Yesterday morning I woke up to an email from the employee I hired not even a month ago – she is putting in her two weeks’ notice. Not for anything I did, or didn’t do, but because she was offered a full-time job elsewhere. Regardless, though, I have to find another employee in the busiest time of year.
It’s not like I’m totally up a creek here. I have two employees that have been with me or over two years – one is leaving to go back to school in 2015, and the other may just be with me forever. But looking for a new employee is definitely not my favorite thing to do and this is a horrible time to do it. Leatherwork just doesn’t come naturally to most people, and no matter what kind of craft and art experience someone has, it certainly doesn’t guarantee that they will do well with leather.
So I re-posted my craigslist ad, and have already sifted through probably 25 applications. I have to review every application to look for someone who is compatible not only with the job, but with me as well. It’s a small studio, so having an employee who I get along well with is incredibly important. I look for things like – commitment, drive, personality, and intelligence. It is like being single again, looking at profiles of a potential partner.
When I was working at law firms I used to say that jobs were like relationships – in each one, you learn what you need, and what you don’t want, in any subsequent ones. You shouldn’t expect the first one to be the one that lasts a lifetime, since it will take time to figure out what you need in order to be happy with a job, or a person, for the rest of your life. Now, as an employer, I feel much the same way – jobs are like relationships, and it should have been a red flag when the employee that just left said when she was single she went on as many dates as possible since it was “a numbers game.” I feel like this job was a number.

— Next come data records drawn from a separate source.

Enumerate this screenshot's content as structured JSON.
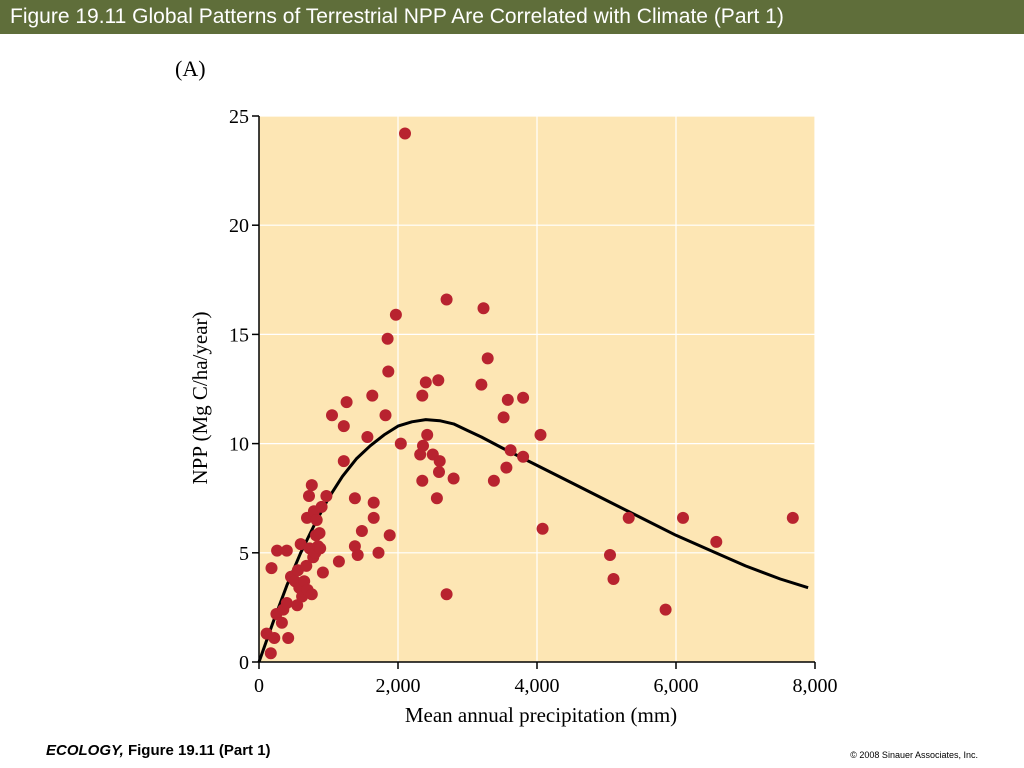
{
  "header": {
    "title": "Figure 19.11  Global Patterns of Terrestrial NPP Are Correlated with Climate (Part 1)"
  },
  "footer": {
    "book": "ECOLOGY,",
    "figure": " Figure 19.11 (Part 1)",
    "copyright": "© 2008 Sinauer Associates, Inc."
  },
  "colors": {
    "title_bar": "#5f6e3a",
    "plot_background": "#fde6b4",
    "point": "#b8232f",
    "curve": "#000000"
  },
  "chart_data": {
    "type": "scatter",
    "panel_label": "(A)",
    "xlabel": "Mean annual precipitation (mm)",
    "ylabel": "NPP (Mg C/ha/year)",
    "xlim": [
      0,
      8000
    ],
    "ylim": [
      0,
      25
    ],
    "x_ticks": [
      0,
      2000,
      4000,
      6000,
      8000
    ],
    "x_tick_labels": [
      "0",
      "2,000",
      "4,000",
      "6,000",
      "8,000"
    ],
    "y_ticks": [
      0,
      5,
      10,
      15,
      20,
      25
    ],
    "y_tick_labels": [
      "0",
      "5",
      "10",
      "15",
      "20",
      "25"
    ],
    "grid": true,
    "points": [
      [
        110,
        1.3
      ],
      [
        170,
        0.4
      ],
      [
        220,
        1.1
      ],
      [
        250,
        2.2
      ],
      [
        180,
        4.3
      ],
      [
        260,
        5.1
      ],
      [
        330,
        1.8
      ],
      [
        350,
        2.4
      ],
      [
        400,
        2.7
      ],
      [
        420,
        1.1
      ],
      [
        400,
        5.1
      ],
      [
        460,
        3.9
      ],
      [
        520,
        3.7
      ],
      [
        550,
        2.6
      ],
      [
        560,
        4.2
      ],
      [
        580,
        3.4
      ],
      [
        600,
        5.4
      ],
      [
        620,
        3.0
      ],
      [
        650,
        3.7
      ],
      [
        680,
        4.4
      ],
      [
        700,
        3.3
      ],
      [
        690,
        6.6
      ],
      [
        720,
        7.6
      ],
      [
        730,
        5.2
      ],
      [
        760,
        3.1
      ],
      [
        760,
        8.1
      ],
      [
        780,
        4.8
      ],
      [
        790,
        6.9
      ],
      [
        810,
        5.0
      ],
      [
        820,
        5.8
      ],
      [
        830,
        6.5
      ],
      [
        850,
        5.3
      ],
      [
        870,
        5.9
      ],
      [
        880,
        5.2
      ],
      [
        900,
        7.1
      ],
      [
        920,
        4.1
      ],
      [
        970,
        7.6
      ],
      [
        1050,
        11.3
      ],
      [
        1150,
        4.6
      ],
      [
        1220,
        9.2
      ],
      [
        1220,
        10.8
      ],
      [
        1260,
        11.9
      ],
      [
        1380,
        7.5
      ],
      [
        1380,
        5.3
      ],
      [
        1420,
        4.9
      ],
      [
        1480,
        6.0
      ],
      [
        1560,
        10.3
      ],
      [
        1630,
        12.2
      ],
      [
        1650,
        7.3
      ],
      [
        1650,
        6.6
      ],
      [
        1720,
        5.0
      ],
      [
        1820,
        11.3
      ],
      [
        1850,
        14.8
      ],
      [
        1860,
        13.3
      ],
      [
        1880,
        5.8
      ],
      [
        1970,
        15.9
      ],
      [
        2040,
        10.0
      ],
      [
        2100,
        24.2
      ],
      [
        2320,
        9.5
      ],
      [
        2350,
        8.3
      ],
      [
        2350,
        12.2
      ],
      [
        2360,
        9.9
      ],
      [
        2400,
        12.8
      ],
      [
        2420,
        10.4
      ],
      [
        2500,
        9.5
      ],
      [
        2560,
        7.5
      ],
      [
        2580,
        12.9
      ],
      [
        2590,
        8.7
      ],
      [
        2600,
        9.2
      ],
      [
        2700,
        3.1
      ],
      [
        2700,
        16.6
      ],
      [
        2800,
        8.4
      ],
      [
        3200,
        12.7
      ],
      [
        3230,
        16.2
      ],
      [
        3290,
        13.9
      ],
      [
        3380,
        8.3
      ],
      [
        3520,
        11.2
      ],
      [
        3560,
        8.9
      ],
      [
        3580,
        12.0
      ],
      [
        3620,
        9.7
      ],
      [
        3800,
        12.1
      ],
      [
        3800,
        9.4
      ],
      [
        4050,
        10.4
      ],
      [
        4080,
        6.1
      ],
      [
        5050,
        4.9
      ],
      [
        5100,
        3.8
      ],
      [
        5320,
        6.6
      ],
      [
        5850,
        2.4
      ],
      [
        6100,
        6.6
      ],
      [
        6580,
        5.5
      ],
      [
        7680,
        6.6
      ]
    ],
    "curve": [
      [
        0,
        0
      ],
      [
        200,
        1.8
      ],
      [
        400,
        3.5
      ],
      [
        600,
        5.0
      ],
      [
        800,
        6.3
      ],
      [
        1000,
        7.5
      ],
      [
        1200,
        8.5
      ],
      [
        1400,
        9.3
      ],
      [
        1600,
        9.9
      ],
      [
        1800,
        10.4
      ],
      [
        2000,
        10.8
      ],
      [
        2200,
        11.0
      ],
      [
        2400,
        11.1
      ],
      [
        2600,
        11.05
      ],
      [
        2800,
        10.9
      ],
      [
        3000,
        10.6
      ],
      [
        3200,
        10.3
      ],
      [
        3500,
        9.8
      ],
      [
        4000,
        9.0
      ],
      [
        4500,
        8.2
      ],
      [
        5000,
        7.4
      ],
      [
        5500,
        6.6
      ],
      [
        6000,
        5.8
      ],
      [
        6500,
        5.1
      ],
      [
        7000,
        4.4
      ],
      [
        7500,
        3.8
      ],
      [
        7900,
        3.4
      ]
    ]
  }
}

When people tell me their dating stories, I always say that the best part of being married is that I don’t have to date anymore. It is a time consuming emotional rollercoaster, and honestly I’d rather live my life than wonder if someone is going to call me back. Or, for that matter, wonder if they are going to up and leave.
Over the years I have only had three employees, and depending on how much jobs are like relationships, maybe only two count based on duration. Each time, I’ve learned a lot about what is really important to me in an employee, and what matters less (or not at all). I have good leads this time, and am confident I’ll find someone who I will enjoy working with, and who will appreciate working for me.